自己愛性人格障害の環境:社会の変化に伴い患者数が増える
自己愛性人格障害の環境として、社会の変化に伴い患者数が増えています。
現在、自己愛性人格障害を抱える人は増加傾向にあります。その背景には社会全体の変化が潜んでいます。
努力より結果が大事、大きな利益が上がればそれでよい、いつまでも若々しく美しく…現代社会ではこのような「自分さえよければ」「自分が一番大事」という自己中心的な考えが幅をきかせています。
自己愛性人格障害は、こうした時代の空気を如実に反映した極めて現代的なものと言うことができます。
家族の役割が揺らぎ、それぞれが抱える問題を家族で乗り越えていく力が弱まっています。

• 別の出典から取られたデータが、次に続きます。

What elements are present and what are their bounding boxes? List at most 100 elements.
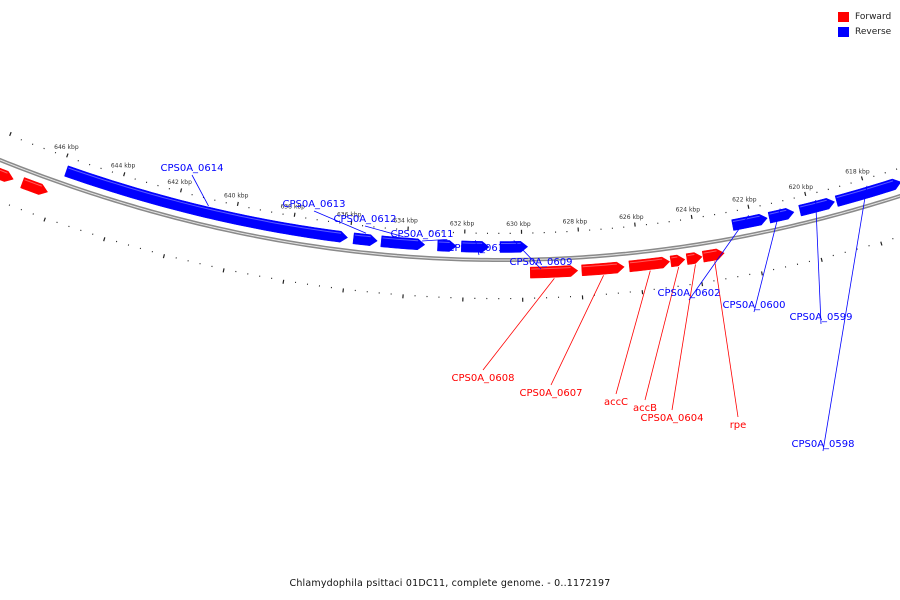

それも、病的な自己愛を増大させる一因になっています。
現代の日本では、あらゆる面が急速に変化しています。
その多くが、不健康な自己愛を生みやすい土壌を作ることにつながっています。
- 価値観の変化
- 結果重視
- 競争社会
- 人の心の在り方の変化
- 家族の変容
どんなものの価値でも金銭に換算して考え、心より物の豊かさを追い求める傾向が強くなっています。

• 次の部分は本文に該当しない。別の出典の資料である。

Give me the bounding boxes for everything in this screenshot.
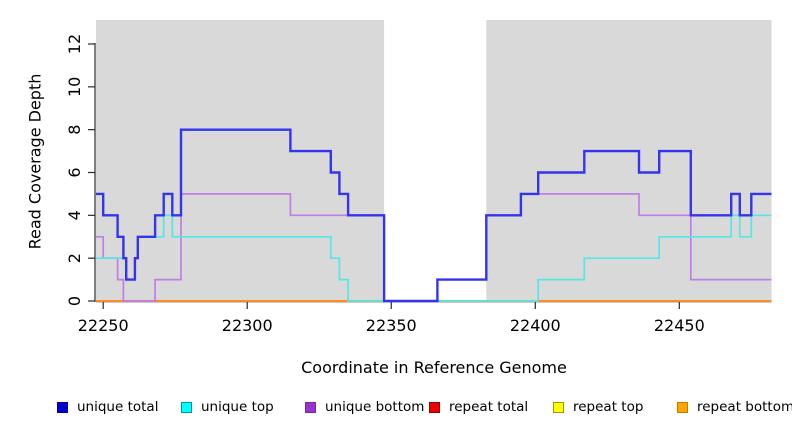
x-tick-label-22400: 22400 xyxy=(510,316,561,335)
y-tick-label-8: 8 xyxy=(65,125,84,135)
y-tick-label-12: 12 xyxy=(65,34,84,54)
y-tick-label-0: 0 xyxy=(65,296,84,306)
plot-background-layer xyxy=(96,20,772,301)
x-axis-title: Coordinate in Reference Genome xyxy=(301,358,567,377)
axes-layer: 0 2 4 6 8 10 12 22250 22300 22350 22400 22450 xyxy=(65,34,772,335)
y-tick-label-10: 10 xyxy=(65,77,84,97)
y-tick-label-4: 4 xyxy=(65,210,84,220)
x-tick-label-22450: 22450 xyxy=(654,316,705,335)
x-tick-label-22350: 22350 xyxy=(366,316,417,335)
x-tick-label-22250: 22250 xyxy=(78,316,129,335)
series-line-unique-bottom xyxy=(96,193,772,302)
series-line-unique-total xyxy=(96,128,772,303)
x-tick-label-22300: 22300 xyxy=(222,316,273,335)
coverage-gap-band xyxy=(384,20,487,301)
series-lines-layer xyxy=(96,128,772,303)
y-tick-label-6: 6 xyxy=(65,167,84,177)
y-tick-label-2: 2 xyxy=(65,253,84,263)
y-axis-title: Read Coverage Depth xyxy=(25,73,45,250)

プロセスよりも結果を重視する成果主義が、職場だけでなく社会全体に広まってきています。
物事も人間関係も、勝ち負けが全てととらえる風潮が強くなっています。
それぞれが孤立感、孤独感を抱えていると同時に、他人への共感性が乏しく、自己中心的な考えを持つ人が増えています。
家族を支えてきた地域のつながりが弱くなるにつれ、それぞれの家族が孤立し、個人を支えにくくなっています。